The film students, Thomas, Johanna and Kalle, also discover that Hans is part of a secret government agency, the Troll Security Service or TSS. The TSS uses Hans to kill any woodland or mountain troll that strays into human areas or that kills livestock. If a troll turns to stone, Hans breaks up the body, and, if livestock have been killed, another group of people arrive with the carcass of a dead bear to convince people that it was the bear who killed the other animals or people.

Hans has become tired of all the secrecy, so, against the orders of his boss, he lets the students film him as he goes about killing trolls and filling out the standard “Slayed Troll Form” for the government. Before he does, however, he makes sure none of the students believe in God or Jesus, because, according to Norwegian legend, trolls can smell Christian blood. The students watch as Hans slays an angry three-headed troll and a vicious troll under a bridge. For the bridge troll, who may be suffering from a mystery disease, Hans is ordered to get a blood sample. So, for that job, Hans dons a makeshift suit of armor and gets viciously knocked about before he’s able to deliver the killing lights. The whole incident is funny, silly and scary all at the same time.

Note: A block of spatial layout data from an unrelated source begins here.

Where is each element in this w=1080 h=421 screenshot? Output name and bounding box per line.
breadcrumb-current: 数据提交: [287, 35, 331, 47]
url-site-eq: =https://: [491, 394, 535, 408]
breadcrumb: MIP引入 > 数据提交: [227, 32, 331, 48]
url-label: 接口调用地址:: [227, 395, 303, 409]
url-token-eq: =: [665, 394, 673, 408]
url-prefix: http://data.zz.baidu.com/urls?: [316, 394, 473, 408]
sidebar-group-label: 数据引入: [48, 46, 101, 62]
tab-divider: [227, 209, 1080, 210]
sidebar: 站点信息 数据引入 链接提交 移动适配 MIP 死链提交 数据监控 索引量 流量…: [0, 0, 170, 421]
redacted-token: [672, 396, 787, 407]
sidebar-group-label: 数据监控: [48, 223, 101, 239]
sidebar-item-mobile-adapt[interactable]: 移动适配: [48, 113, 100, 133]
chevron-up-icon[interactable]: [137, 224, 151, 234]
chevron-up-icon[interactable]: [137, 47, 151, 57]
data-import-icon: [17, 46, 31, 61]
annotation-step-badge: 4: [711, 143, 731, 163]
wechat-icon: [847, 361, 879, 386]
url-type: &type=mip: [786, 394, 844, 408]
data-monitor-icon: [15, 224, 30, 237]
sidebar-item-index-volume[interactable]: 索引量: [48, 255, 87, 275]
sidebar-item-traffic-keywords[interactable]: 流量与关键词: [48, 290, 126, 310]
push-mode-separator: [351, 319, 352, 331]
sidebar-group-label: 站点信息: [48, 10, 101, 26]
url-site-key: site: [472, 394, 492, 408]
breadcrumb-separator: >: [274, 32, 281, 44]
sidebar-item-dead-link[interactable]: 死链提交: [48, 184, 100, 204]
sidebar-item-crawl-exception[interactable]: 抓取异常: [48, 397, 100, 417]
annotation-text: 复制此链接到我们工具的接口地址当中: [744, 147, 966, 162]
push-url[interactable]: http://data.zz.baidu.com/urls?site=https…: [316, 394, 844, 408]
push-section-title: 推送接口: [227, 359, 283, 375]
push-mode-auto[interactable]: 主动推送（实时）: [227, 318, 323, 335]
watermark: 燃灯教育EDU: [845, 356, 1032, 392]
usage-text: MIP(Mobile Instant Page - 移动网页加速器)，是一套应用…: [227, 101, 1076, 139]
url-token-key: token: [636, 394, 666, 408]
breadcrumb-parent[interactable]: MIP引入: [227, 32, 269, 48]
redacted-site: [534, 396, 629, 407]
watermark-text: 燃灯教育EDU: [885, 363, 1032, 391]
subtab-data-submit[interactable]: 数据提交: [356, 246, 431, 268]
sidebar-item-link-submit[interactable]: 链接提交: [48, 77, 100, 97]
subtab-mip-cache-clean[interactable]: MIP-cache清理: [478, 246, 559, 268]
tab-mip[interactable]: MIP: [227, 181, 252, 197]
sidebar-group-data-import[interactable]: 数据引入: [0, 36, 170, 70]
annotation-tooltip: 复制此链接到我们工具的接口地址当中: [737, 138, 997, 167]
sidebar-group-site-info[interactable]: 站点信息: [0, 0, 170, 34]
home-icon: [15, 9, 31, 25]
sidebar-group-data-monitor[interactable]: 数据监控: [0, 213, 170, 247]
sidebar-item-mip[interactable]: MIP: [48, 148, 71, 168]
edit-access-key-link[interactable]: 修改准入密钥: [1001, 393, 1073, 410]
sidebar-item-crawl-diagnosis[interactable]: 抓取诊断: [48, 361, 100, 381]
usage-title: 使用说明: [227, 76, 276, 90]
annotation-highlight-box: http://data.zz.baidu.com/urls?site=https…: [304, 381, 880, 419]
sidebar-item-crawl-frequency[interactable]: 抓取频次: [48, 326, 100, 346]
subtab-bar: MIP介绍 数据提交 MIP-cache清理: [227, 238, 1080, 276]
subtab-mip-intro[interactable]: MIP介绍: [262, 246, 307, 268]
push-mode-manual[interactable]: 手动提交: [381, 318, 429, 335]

[POSSIBLE SPOILERS] Eventually, the mystery disease is identified. It gives Hans and the students the reason why so many angry trolls are suddenly entering human areas. Hans figures out the source of the disease is a giant “Jotnar” troll in the arctic section of Norway. The problem is, Thomas was bitten by one of the other infected trolls. Can Hans kill the Jotnar troll, protect the students and get Thomas to the hospital in time?

Largely improvised according to the production notes, TROLLHUNTER is shot entirely by the three fictional film students as they follow Hans. A brief prologue and epilogue tells how the fictional footage has been brought to the public. As noted above, the movie is droll, funny, scary, and silly all at the same time. The special effects are superb. Also, Hans, the title character, comes across as a very heroic fellow who tries to protect the students from the mean trolls.

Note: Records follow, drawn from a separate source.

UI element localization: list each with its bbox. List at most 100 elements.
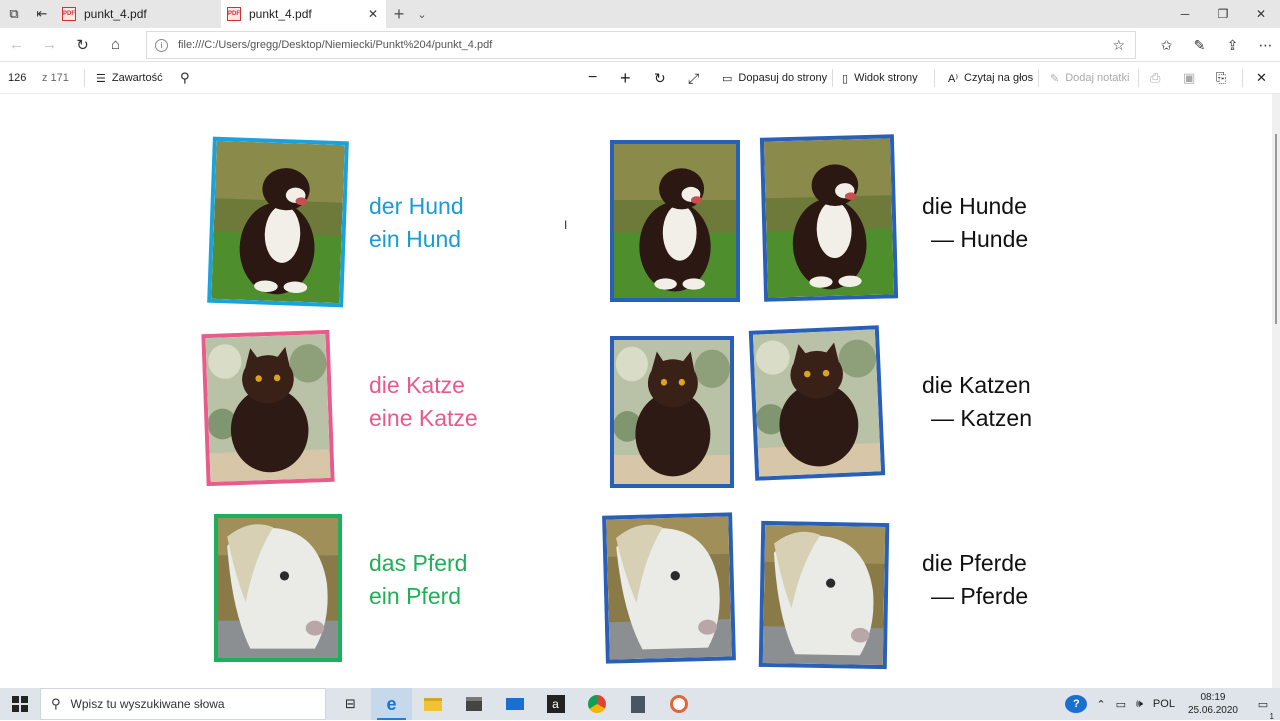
taskbar-search-box[interactable]: ⚲ Wpisz tu wyszukiwane słowa [40, 688, 326, 720]
taskbar-clock[interactable]: 08:19 25.06.2020 [1180, 691, 1246, 717]
taskbar: ⚲ Wpisz tu wyszukiwane słowa ⊟ e a ? ⌃ ▭… [0, 688, 1280, 721]
notification-count: 1 [1269, 711, 1274, 721]
mail-icon[interactable] [494, 688, 535, 720]
horse-photo-plural-1 [602, 512, 736, 664]
text-cursor-icon: I [564, 218, 568, 232]
edge-app-icon[interactable]: e [371, 688, 412, 720]
read-aloud-button[interactable]: A⁾ Czytaj na głos [948, 62, 1033, 94]
tray-chevron-icon[interactable]: ⌃ [1091, 698, 1110, 711]
help-icon[interactable]: ? [1065, 695, 1088, 713]
zoom-in-icon[interactable]: + [620, 62, 631, 94]
cat-plural-indefinite: — Katzen [931, 405, 1032, 431]
clock-time: 08:19 [1200, 692, 1226, 703]
close-window-button[interactable]: ✕ [1242, 0, 1280, 28]
url-field[interactable]: i file:///C:/Users/gregg/Desktop/Niemiec… [146, 31, 1136, 59]
notes-pen-icon[interactable]: ✎ [1183, 28, 1216, 62]
address-bar: ← → ↻ ⌂ i file:///C:/Users/gregg/Desktop… [0, 28, 1280, 62]
cat-photo [201, 329, 335, 487]
tab-manager-icon[interactable]: ⧉ [0, 0, 28, 28]
dog-singular-indefinite: ein Hund [369, 226, 462, 252]
amazon-icon[interactable]: a [535, 688, 576, 720]
page-view-icon: ▯ [842, 72, 849, 85]
file-explorer-icon[interactable] [412, 688, 453, 720]
dog-photo-plural-2 [759, 134, 899, 302]
read-aloud-label: Czytaj na głos [964, 72, 1034, 84]
scrollbar-thumb[interactable] [1275, 134, 1277, 324]
message-icon: ▭ [1257, 698, 1269, 711]
close-tab-icon[interactable]: ✕ [368, 7, 378, 21]
zoom-out-icon[interactable]: − [588, 62, 597, 94]
tab-pdf-2[interactable]: PDF punkt_4.pdf ✕ [221, 0, 386, 28]
contents-button[interactable]: ☰ Zawartość [96, 62, 163, 94]
vertical-scrollbar[interactable] [1272, 94, 1280, 688]
pdf-page: der Hund ein Hund die Hunde — Hunde die … [0, 94, 1272, 688]
url-text: file:///C:/Users/gregg/Desktop/Niemiecki… [178, 39, 493, 51]
favorite-star-icon[interactable]: ☆ [1112, 37, 1125, 54]
new-tab-button[interactable]: + [386, 4, 412, 25]
share-icon[interactable]: ⇪ [1216, 28, 1249, 62]
dog-singular-definite: der Hund [369, 193, 464, 219]
refresh-button[interactable]: ↻ [66, 28, 99, 62]
page-view-button[interactable]: ▯ Widok strony [842, 62, 918, 94]
back-button[interactable]: ← [0, 28, 33, 62]
horse-singular-indefinite: ein Pferd [369, 583, 462, 609]
rotate-icon[interactable]: ↻ [654, 62, 666, 94]
pdf-file-icon: PDF [62, 7, 76, 21]
search-icon[interactable]: ⚲ [180, 62, 190, 94]
fit-page-icon: ▭ [722, 72, 733, 85]
add-notes-label: Dodaj notatki [1065, 72, 1130, 84]
dog-plural-indefinite: — Hunde [931, 226, 1029, 252]
contents-label: Zawartość [111, 72, 163, 84]
print-icon[interactable]: ⎙ [1150, 62, 1160, 94]
dog-photo-plural-1 [610, 140, 740, 302]
horse-singular-definite: das Pferd [369, 550, 468, 576]
tabs-aside-icon[interactable]: ⇤ [28, 0, 56, 28]
cat-photo-plural-1 [610, 336, 734, 488]
fullscreen-icon[interactable]: ⤢ [688, 62, 699, 94]
pen-icon: ✎ [1050, 72, 1060, 85]
list-icon: ☰ [96, 72, 106, 85]
dog-plural-definite: die Hunde [922, 193, 1027, 219]
language-indicator[interactable]: POL [1148, 698, 1180, 710]
favorites-icon[interactable]: ✩ [1150, 28, 1183, 62]
pdf-file-icon: PDF [227, 7, 241, 21]
pin-toolbar-icon[interactable]: ✕ [1256, 62, 1267, 94]
minimize-button[interactable]: ─ [1166, 0, 1204, 28]
notifications-icon[interactable]: ▭ 1 [1246, 698, 1280, 721]
tab-bar: ⧉ ⇤ PDF punkt_4.pdf PDF punkt_4.pdf ✕ + … [0, 0, 1280, 28]
read-aloud-icon: A⁾ [948, 72, 959, 85]
pdf-toolbar: 126 z 171 ☰ Zawartość ⚲ − + ↻ ⤢ ▭ Dopasu… [0, 62, 1280, 94]
forward-button[interactable]: → [33, 28, 66, 62]
windows-start-button[interactable] [0, 688, 40, 720]
save-as-icon[interactable]: ⎘ [1216, 62, 1226, 94]
fit-label: Dopasuj do strony [738, 72, 828, 84]
page-total: z 171 [42, 72, 69, 84]
info-icon[interactable]: i [155, 38, 168, 52]
battery-icon[interactable]: ▭ [1111, 698, 1131, 711]
cat-singular-definite: die Katze [369, 372, 465, 398]
cat-plural-definite: die Katzen [922, 372, 1031, 398]
tab-label: punkt_4.pdf [84, 7, 147, 21]
store-icon[interactable] [453, 688, 494, 720]
save-icon[interactable]: ▣ [1183, 62, 1195, 94]
fit-to-page-button[interactable]: ▭ Dopasuj do strony [722, 62, 827, 94]
clock-date: 25.06.2020 [1187, 705, 1238, 716]
add-notes-button[interactable]: ✎ Dodaj notatki [1050, 62, 1129, 94]
tab-preview-chevron-icon[interactable]: ⌄ [412, 8, 432, 21]
windows-logo-icon [12, 696, 28, 712]
cat-photo-plural-2 [748, 325, 886, 481]
home-button[interactable]: ⌂ [99, 28, 132, 62]
volume-icon[interactable]: 🕪 [1131, 698, 1148, 711]
task-view-icon[interactable]: ⊟ [330, 688, 371, 720]
more-menu-icon[interactable]: ⋯ [1249, 28, 1280, 62]
horse-plural-indefinite: — Pferde [931, 583, 1029, 609]
horse-photo [214, 514, 342, 662]
media-app-icon[interactable] [658, 688, 699, 720]
maximize-button[interactable]: ❐ [1204, 0, 1242, 28]
horse-photo-plural-2 [758, 520, 890, 670]
tab-pdf-1[interactable]: PDF punkt_4.pdf [56, 0, 221, 28]
chrome-icon[interactable] [576, 688, 617, 720]
page-number-input[interactable]: 126 [8, 62, 26, 94]
tab-label: punkt_4.pdf [249, 7, 312, 21]
notes-app-icon[interactable] [617, 688, 658, 720]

On the negative side, in addition to the scary parts in TROLLHUNTER, there’s some strong foul language. The movie also could be cut a little shorter. In addition, the parts about trolls going after Christian blood are given a funny tone, which gives the movie an edgy quality. At one point, Hans plays “What a Friend We Have in Jesus” to distract one troll from the vulnerable students. [SPOILER] Moreover, one of the students also turns out to be a Christian, and the student gets killed. The student’s replacement says she’s a Muslim, and Hans thinks that fact may provide an interesting experiment. This ironic approach to Norwegian myths about trolls is not necessarily Anti-Christian or anti-religion, but it’s not necessarily pro either. However, it does show that the evil and stupidity the trolls clearly represent is opposed to Christianity, so this ironic content could be taken in a positive light. Or, maybe it’s just part of the goofy silliness that seems to be so much a part of this admittedly entertaining movie. As usual, MOVIEGUIDE® advises the reader to make the final call.